The Gemmill Fountain was the first public drinking fountain in Raffles Place, Singapore. It was eventually relocated to the National Museum of Singapore, where it currently stands.

==History==
The marble fountain was donated by businessman John Gemmill, the first auctioneer in Singapore, in 1864, after Gemmill had already retired to London. The fountain featured a carved lion head, through which water ran. However, by 1939, water no longer ran through the fountain. The words "FOR THE USE OF ALL NATIONS AT SINGAPORE. THIS DRINKING FOUNTAIN IS THE GIFT OF JOHN GEMMILL, FORMERLY OF THIS ISLAND AND NOW OF LONDON" are inscribed on the front of the fountain. It was placed at Raffles Place, where it remained as late as 1919 before being moved elsewhere. The fountain was largely forgotten until it was found in a Municipal store in 1923, after which it was returned to the centre of Raffles Place. By 1950, the fountain had been relocated in front of the Victoria Memorial Hall. It stood to the left of the Statue of Sir Stamford Raffles.

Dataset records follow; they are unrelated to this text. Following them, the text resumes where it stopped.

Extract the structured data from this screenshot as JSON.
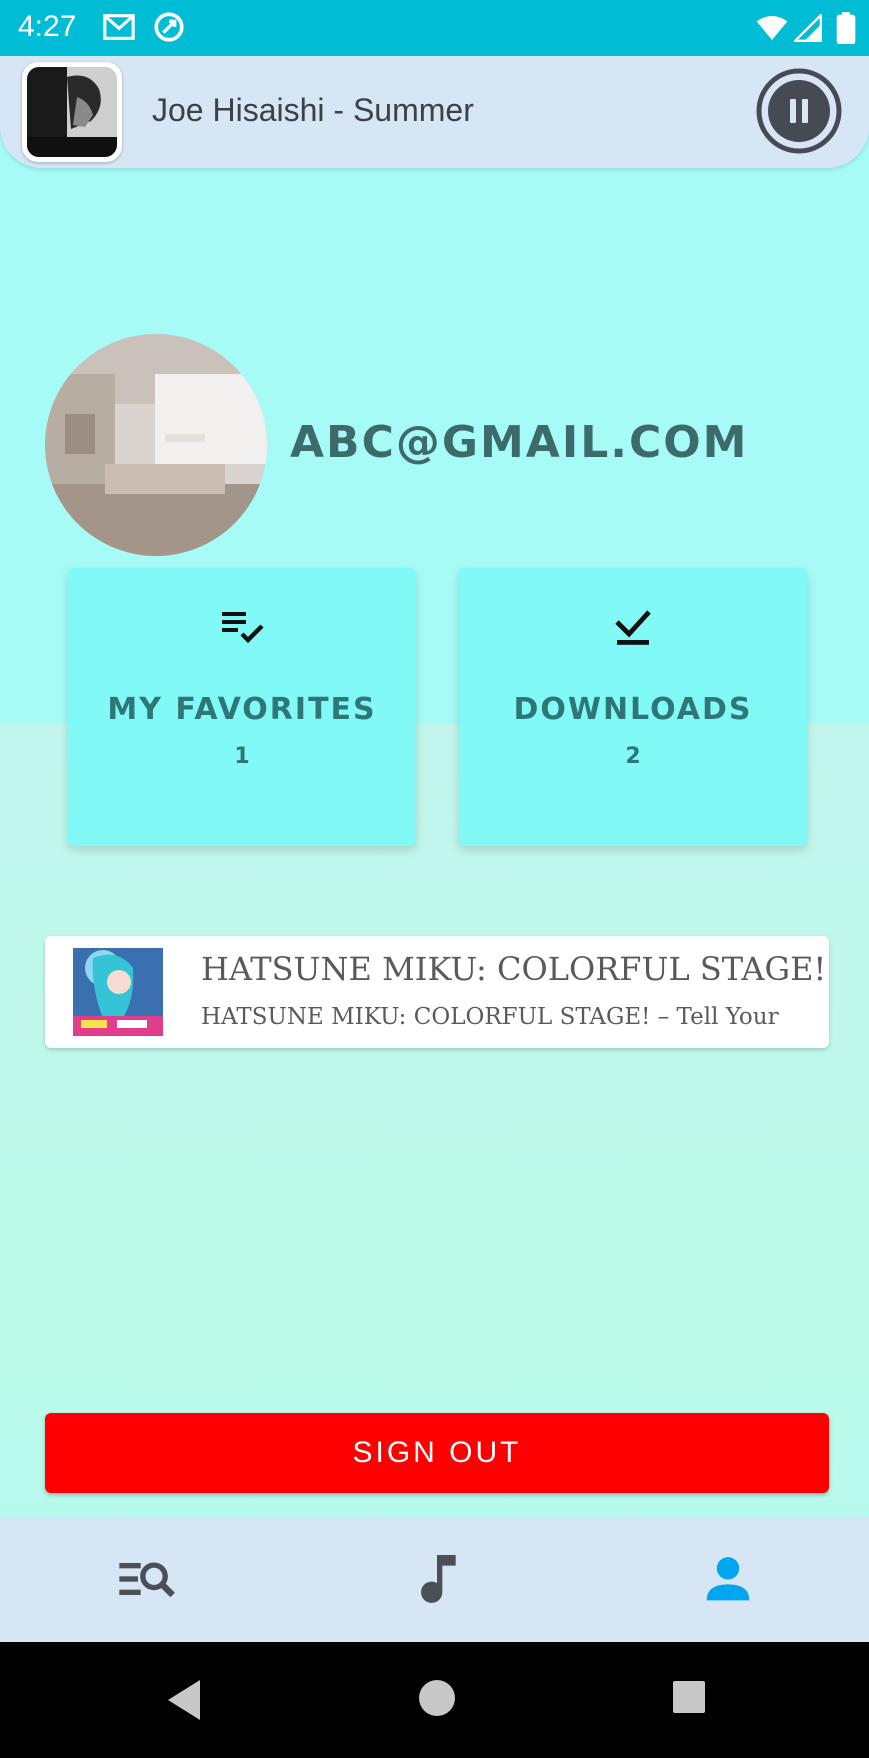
{
  "status_bar": {
    "time": "4:27"
  },
  "now_playing": {
    "title": "Joe Hisaishi - Summer"
  },
  "profile": {
    "email": "ABC@GMAIL.COM"
  },
  "stats": [
    {
      "label": "MY FAVORITES",
      "count": "1"
    },
    {
      "label": "DOWNLOADS",
      "count": "2"
    }
  ],
  "songs": [
    {
      "title": "HATSUNE MIKU: COLORFUL STAGE!",
      "subtitle": "HATSUNE MIKU: COLORFUL STAGE!   –   Tell Your"
    }
  ],
  "sign_out_label": "SIGN OUT",
  "colors": {
    "status_bar": "#00bcd4",
    "accent": "#00a6f0",
    "sign_out": "#ff0000",
    "card": "#80f9f7",
    "text_teal": "#3d6b6b"
  },
  "icons": {
    "status": [
      "gmail-icon",
      "sync-icon",
      "wifi-icon",
      "signal-icon",
      "battery-icon"
    ],
    "nav": [
      "search-list-icon",
      "music-note-icon",
      "person-icon"
    ],
    "system": [
      "back-icon",
      "home-icon",
      "recents-icon"
    ]
  }
}
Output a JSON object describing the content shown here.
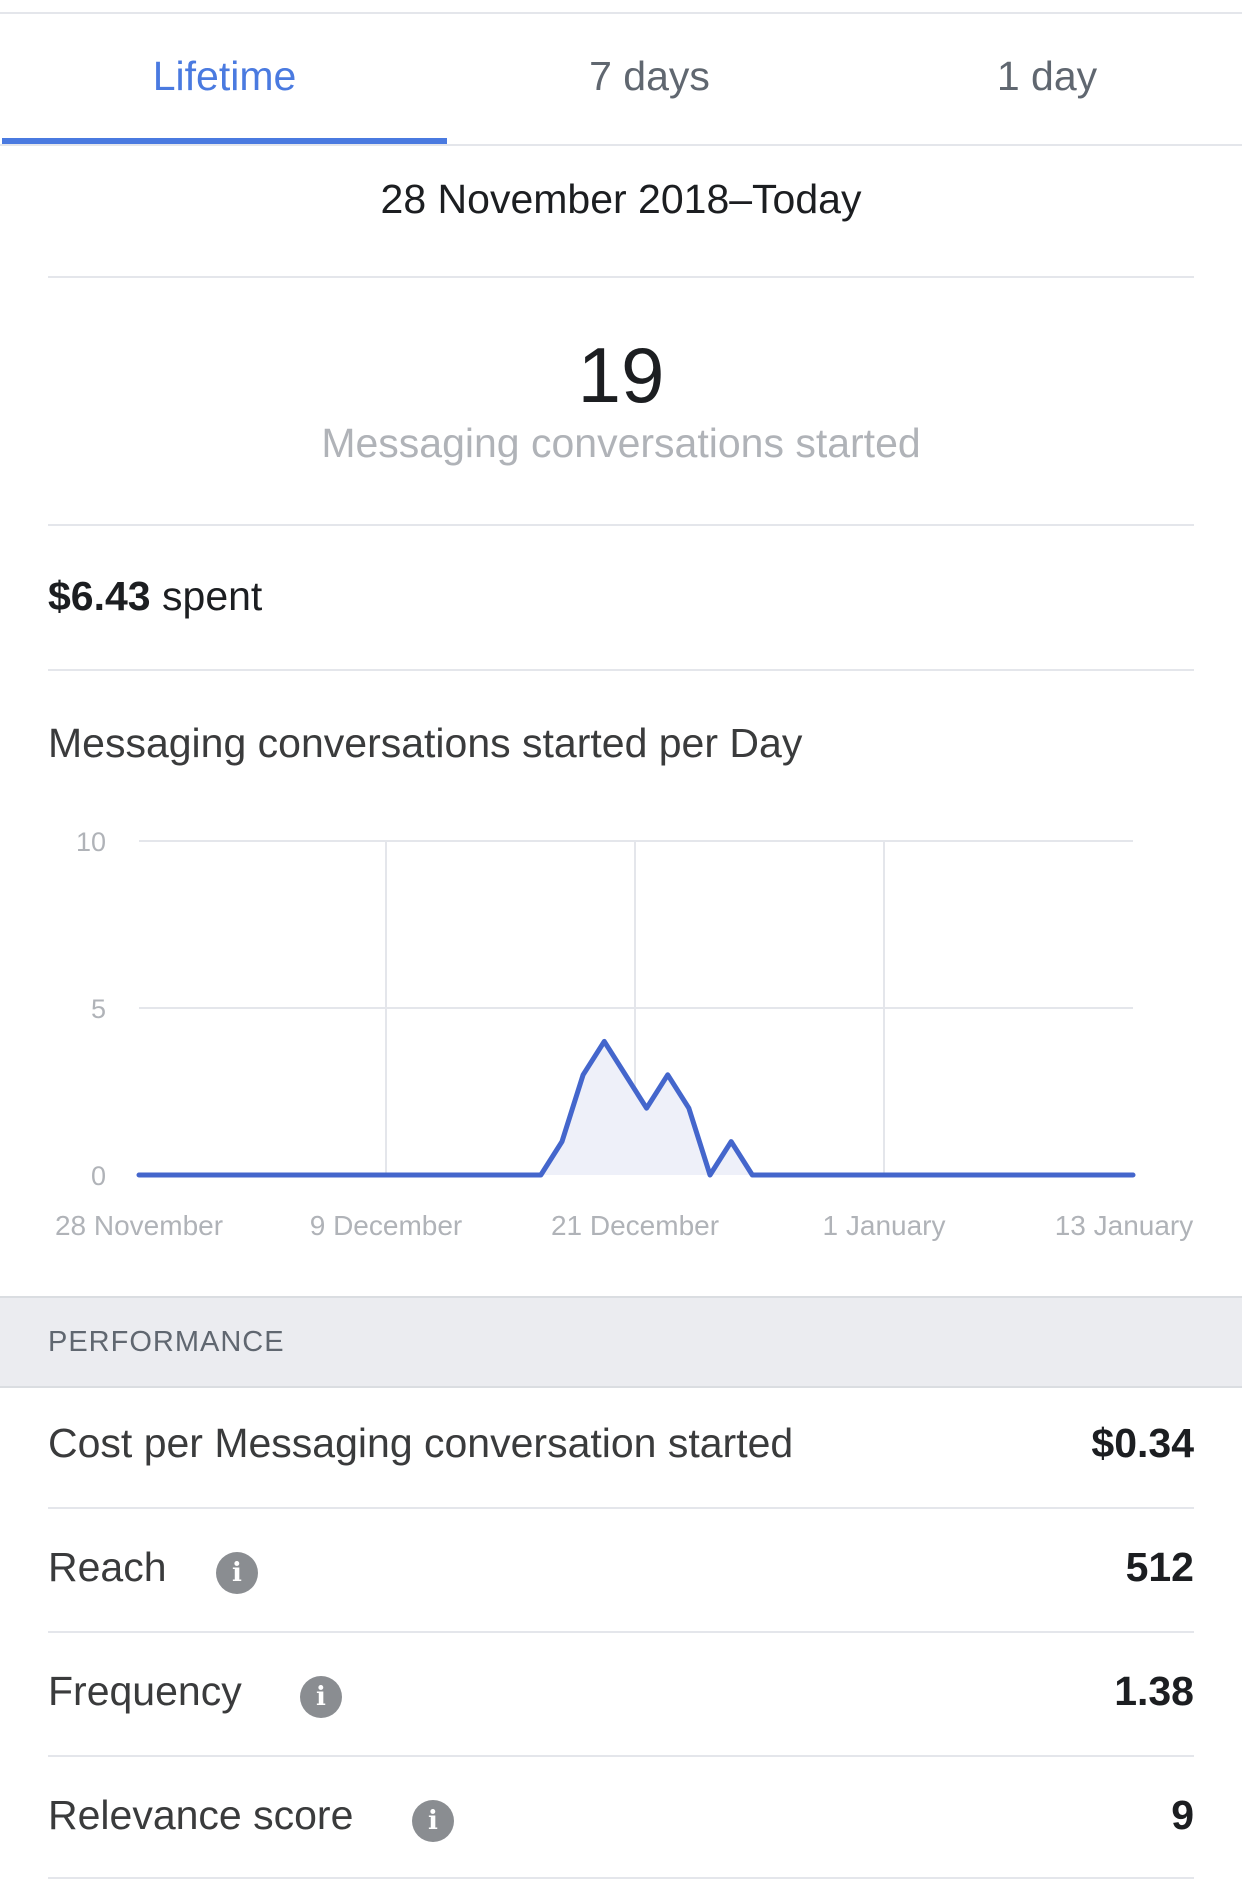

During World War II, the fountain's water spout was damaged. The fountain was then brought to the National Museum of Singapore for safekeeping in 1967. Sand was placed in the fountain's basin to prevent the breeding of mosquitos. By 1970s, plans were being made to restore and potentially relocate the fountain. The fountain was situated in front of the museum's Young People Gallery. It was repaired at a cost of $2,100 in 1974. By 1995, although the fountain was still operational, green algae had grown at its basin. When the museum underwent renovations in 2002, the fountain was placed in the Heritage Conservation Centre. It was restored from September to December 2009 and placed at the outdoor terrace of the National Museum of Singapore.